Much of his initial work involved gathering and piecing together the minimal information he found in a few articles on ludomusicology. "There has been a lot of writing on the role of music in video games, but that has more of a sociological context."
Laroche appreciates the funky selections heard in Grand Theft Auto but he is more intrigued by the way game music is created than how it's selected.
"I'm more interested in the constructive aspects of the music - how it is built as opposed to how it is used," he said.
His research this summer uses the well-known video game The Legend of Zelda as his primary subject of study.
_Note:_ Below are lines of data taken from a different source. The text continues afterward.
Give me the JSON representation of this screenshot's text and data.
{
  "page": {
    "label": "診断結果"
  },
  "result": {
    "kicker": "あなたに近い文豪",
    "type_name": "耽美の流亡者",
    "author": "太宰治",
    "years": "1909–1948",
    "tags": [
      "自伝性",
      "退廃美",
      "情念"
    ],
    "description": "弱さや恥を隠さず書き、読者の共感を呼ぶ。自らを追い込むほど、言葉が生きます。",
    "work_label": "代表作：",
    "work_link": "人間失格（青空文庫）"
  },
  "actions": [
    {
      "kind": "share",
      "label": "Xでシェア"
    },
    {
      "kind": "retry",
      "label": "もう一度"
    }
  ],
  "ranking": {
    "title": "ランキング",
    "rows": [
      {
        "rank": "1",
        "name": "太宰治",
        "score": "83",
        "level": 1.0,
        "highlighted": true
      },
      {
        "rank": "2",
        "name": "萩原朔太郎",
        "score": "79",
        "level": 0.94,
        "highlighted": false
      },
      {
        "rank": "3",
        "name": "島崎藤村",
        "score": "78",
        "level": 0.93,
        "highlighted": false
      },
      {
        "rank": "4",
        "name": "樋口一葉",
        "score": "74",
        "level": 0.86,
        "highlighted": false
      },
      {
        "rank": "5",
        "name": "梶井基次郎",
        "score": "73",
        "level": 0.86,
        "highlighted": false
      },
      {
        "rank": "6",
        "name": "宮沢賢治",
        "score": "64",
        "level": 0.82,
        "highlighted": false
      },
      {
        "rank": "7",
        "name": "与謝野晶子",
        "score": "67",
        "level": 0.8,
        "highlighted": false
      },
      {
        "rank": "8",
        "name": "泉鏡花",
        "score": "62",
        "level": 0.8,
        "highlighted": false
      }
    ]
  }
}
Having played the game over the years, Laroche was interested in examining how its music had evolved over time and across technological eras for gaming. "I realized that some of the themes are being re-used and transformed, but I wanted to know more about the processes behind those transformations and how those transformations relate to composers," he explained.
Laroche also spent a great deal of time developing the scores for the music in The Legend of Zelda that were originally composed by Koji Kondo - the Japanese composer and musician best known for his work on various other Nintendo games, including Zelda and Super Mario Brothers.
"Contrary to most traditional music, you can't go to the library to check out the score for video games. From a music theory standpoint on which a lot usually depends on score analysis, that was a real challenge. What I had to do was develop scores by myself for the entire repertoire that I'm taking a look at."
Laroche found the MIDI (Musical Instrument Digital Interface) sound files of The Legend of Zelda in online databases, and using software transformed them into scores. Having examined the music, he found some interesting facets to Kondo's compositions.
"What really surprised me was the breadth within history of where he is drawing inspiration for variation technique because there are things that you can clearly trace to Renaissance madrigal writing. It's all over the place, and that was kind of surprising. I was expecting him to take after a particular set of defined influences," Laroche said.
Laroche says he's had a great experience being an undergraduate student researcher, and has learned a lot about the research process - including how time-consuming research can be.
He plans to go in to graduate studies in the future, and may continue further research on the subject. He already has ideas for other areas he'd like to look at, including the use of environmental music or sounds within video games.
In speaking to the importance of ludomusicology, Laroche is quick to point out its merits as an area of study.
"It reveals a lot about contemporary composition techniques in a field that is rapidly gaining a lot of popularity. There is a lot more video game music than there was 20 years ago, and by the looks of it that's not going to change. It's another aspect of understanding human culture."